Im Falle des Klägers ist weder der Beschwerdebegründung, noch der Niederschrift über die Berufungsverhandlung, noch den Berufungsakten insgesamt zu entnehmen, dass das Berufungsgericht von einem erheblichen Grund für eine Vertagung hätte ausgehen müssen. Der Kläger hatte gegenüber dem Bundesamt für die Anerkennung ausländischer Flüchtlinge sowie in seiner Klageschrift Ausführungen zu seinem individuellen Verfolgungsschicksal gemacht. Das Berufungsgericht hatte den Kläger im Januar 2000 darauf hingewiesen, dass es – anders als das Verwaltungsgericht – keine Gruppenverfolgung für türkische Staatsangehörige kurdischer Volkszugehörigkeit bejahen würde und es deshalb auf das individuelle Verfolgungsschicksal ankomme. Der Kläger nahm dies nicht zum Anlass, weitere schriftliche Ausführungen zu seinem Verfolgungsschicksal zu machen. In der Ladung zur mündlichen Verhandlung im Juni 2001 teilte das Berufungsgericht dem Kläger mit, sein persönliches Erscheinen liege in seinem eigenen Interesse. Das persönliche Erscheinen des Klägers wurde jedoch nicht angeordnet. Vielmehr wies das Berufungsgericht in der Ladung darauf hin, dass auch beim Ausbleiben des Klägers bzw. seines Prozessbevollmächtigten verhandelt und entschieden werden könne. In der mündlichen Verhandlung legte der Prozessbevollmächtigte des Klägers ausweislich der Sitzungsniederschrift eine Arbeitsunfähigkeitsbescheinigung für den Kläger vor und erklärte dazu, der Kläger sei bettlägerig und wünsche, bei der Verhandlung anwesend zu sein. Die Sitzungsniederschrift und die Beschwerdebegründung geben nichts dafür her, dass der Prozessbevollmächtigte des Klägers in der mündlichen Verhandlung ergänzende Ausführungen zum Verfolgungsschicksal des Klägers gemacht oder angekündigt hat, der Kläger habe ergänzende Ausführungen zu machen, die er nun selbst vorzubringen im Stande sei. Das Berufungsgericht war entschlossen, von der Richtigkeit der bisherigen Angaben des Klägers auszugehen (vgl. UA S. 5). Bei dieser Sachlage gab es aus Sicht des Berufungsgerichts zum Zeitpunkt der Berufungsverhandlung keine Anhaltspunkte dafür, dass ein erheblicher Grund für eine Vertagung vorliegt.

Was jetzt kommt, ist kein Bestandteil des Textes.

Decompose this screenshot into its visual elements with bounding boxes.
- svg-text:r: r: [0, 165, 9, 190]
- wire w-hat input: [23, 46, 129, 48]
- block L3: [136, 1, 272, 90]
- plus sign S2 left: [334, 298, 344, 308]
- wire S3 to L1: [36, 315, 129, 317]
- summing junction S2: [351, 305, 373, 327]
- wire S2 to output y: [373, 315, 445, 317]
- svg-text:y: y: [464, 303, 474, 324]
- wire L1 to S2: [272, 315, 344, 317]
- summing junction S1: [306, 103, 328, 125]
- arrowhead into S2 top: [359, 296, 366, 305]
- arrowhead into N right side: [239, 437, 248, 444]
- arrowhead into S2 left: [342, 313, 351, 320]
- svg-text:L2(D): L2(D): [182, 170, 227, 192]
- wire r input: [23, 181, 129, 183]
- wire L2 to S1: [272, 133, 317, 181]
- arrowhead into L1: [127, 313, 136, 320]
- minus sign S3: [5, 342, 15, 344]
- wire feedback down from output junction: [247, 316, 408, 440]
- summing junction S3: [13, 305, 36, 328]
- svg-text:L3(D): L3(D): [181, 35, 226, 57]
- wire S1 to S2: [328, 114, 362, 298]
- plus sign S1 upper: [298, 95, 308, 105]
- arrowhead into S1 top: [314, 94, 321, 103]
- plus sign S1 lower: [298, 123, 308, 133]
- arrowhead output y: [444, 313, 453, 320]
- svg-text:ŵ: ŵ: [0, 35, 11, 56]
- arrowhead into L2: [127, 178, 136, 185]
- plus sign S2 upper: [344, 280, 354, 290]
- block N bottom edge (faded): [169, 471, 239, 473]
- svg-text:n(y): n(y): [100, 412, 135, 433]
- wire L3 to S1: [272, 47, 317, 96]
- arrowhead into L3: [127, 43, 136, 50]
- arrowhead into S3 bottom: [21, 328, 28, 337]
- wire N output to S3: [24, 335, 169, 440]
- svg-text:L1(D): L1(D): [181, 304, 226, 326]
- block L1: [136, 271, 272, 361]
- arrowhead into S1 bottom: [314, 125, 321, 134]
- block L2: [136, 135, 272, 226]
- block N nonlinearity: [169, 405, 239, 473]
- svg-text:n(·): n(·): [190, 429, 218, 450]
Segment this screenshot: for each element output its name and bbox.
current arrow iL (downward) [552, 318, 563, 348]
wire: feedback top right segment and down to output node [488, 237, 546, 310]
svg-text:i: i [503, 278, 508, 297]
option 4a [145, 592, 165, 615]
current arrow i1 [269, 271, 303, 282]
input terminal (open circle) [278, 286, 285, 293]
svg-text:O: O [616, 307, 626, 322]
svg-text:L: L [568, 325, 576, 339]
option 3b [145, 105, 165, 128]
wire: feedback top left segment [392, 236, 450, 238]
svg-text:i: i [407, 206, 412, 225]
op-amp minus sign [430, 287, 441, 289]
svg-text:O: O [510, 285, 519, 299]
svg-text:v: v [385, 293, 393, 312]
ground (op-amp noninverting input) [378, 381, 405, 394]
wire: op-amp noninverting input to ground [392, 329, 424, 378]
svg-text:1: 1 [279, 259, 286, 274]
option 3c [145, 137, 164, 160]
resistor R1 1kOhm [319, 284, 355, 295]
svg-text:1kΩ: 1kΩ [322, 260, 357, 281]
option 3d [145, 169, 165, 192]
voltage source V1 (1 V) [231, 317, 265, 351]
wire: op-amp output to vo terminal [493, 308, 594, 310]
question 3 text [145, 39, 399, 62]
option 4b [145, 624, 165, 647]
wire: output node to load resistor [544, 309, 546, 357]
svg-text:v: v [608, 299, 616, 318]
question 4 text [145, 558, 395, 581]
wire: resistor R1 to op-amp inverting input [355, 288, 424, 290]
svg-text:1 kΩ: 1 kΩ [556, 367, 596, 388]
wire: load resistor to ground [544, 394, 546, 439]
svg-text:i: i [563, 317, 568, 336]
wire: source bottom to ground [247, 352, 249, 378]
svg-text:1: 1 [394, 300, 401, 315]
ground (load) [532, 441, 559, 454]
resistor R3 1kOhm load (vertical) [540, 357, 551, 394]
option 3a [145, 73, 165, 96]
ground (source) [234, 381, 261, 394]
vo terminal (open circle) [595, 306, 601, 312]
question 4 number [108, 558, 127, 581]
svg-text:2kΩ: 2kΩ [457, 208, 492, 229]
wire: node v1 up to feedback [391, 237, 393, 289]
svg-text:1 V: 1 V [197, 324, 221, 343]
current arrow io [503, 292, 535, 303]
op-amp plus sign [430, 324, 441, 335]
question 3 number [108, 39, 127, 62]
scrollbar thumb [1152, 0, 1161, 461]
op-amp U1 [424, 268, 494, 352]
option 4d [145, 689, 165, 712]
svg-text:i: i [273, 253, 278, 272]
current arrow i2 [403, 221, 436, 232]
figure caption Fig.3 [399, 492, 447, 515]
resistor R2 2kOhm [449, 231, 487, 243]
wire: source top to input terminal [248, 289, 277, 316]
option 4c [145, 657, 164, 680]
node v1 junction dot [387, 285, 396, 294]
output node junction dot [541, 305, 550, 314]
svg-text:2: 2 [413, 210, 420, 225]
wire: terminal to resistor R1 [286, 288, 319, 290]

Wenn der Kläger erstmals in der Beschwerdebegründung erwähnt, er hätte noch „Asylerhebliches vortragen können”, so ist dies dem Berufungsgericht jedenfalls nicht unterbreitet worden. Schon deshalb kann dem Berufungsgericht nicht vorgehalten werden, das Vorliegen eines erheblichen Grundes für eine Vertagung verkannt zu haben. Im Übrigen legt die Beschwerde nicht dar, aus welchen Gründen die weiteren tatsächlichen Aspekte bzw. Umstände im Zusammenhang mit dem Verfolgungsschicksal des Klägers, die in der Beschwerdebegründung angedeutet werden, nicht vom Prozessbevollmächtigten des Klägers in der Berufungsverhandlung hätten vorgetragen werden können. Insofern fehlt es an der Darlegung, dass der Kläger bzw. sein Prozessbevollmächtigter aufgrund ihrer prozessualen Mitwirkungspflicht alles Zumutbare unternommen haben, um sich vor dem Berufungsgericht Gehör zu verschaffen (vgl. hierzu etwa Beschluss vom 4. Juli 1983 – BVerwG 9 B 10275.83 – Buchholz 340 § 3 VwZG Nr. 9).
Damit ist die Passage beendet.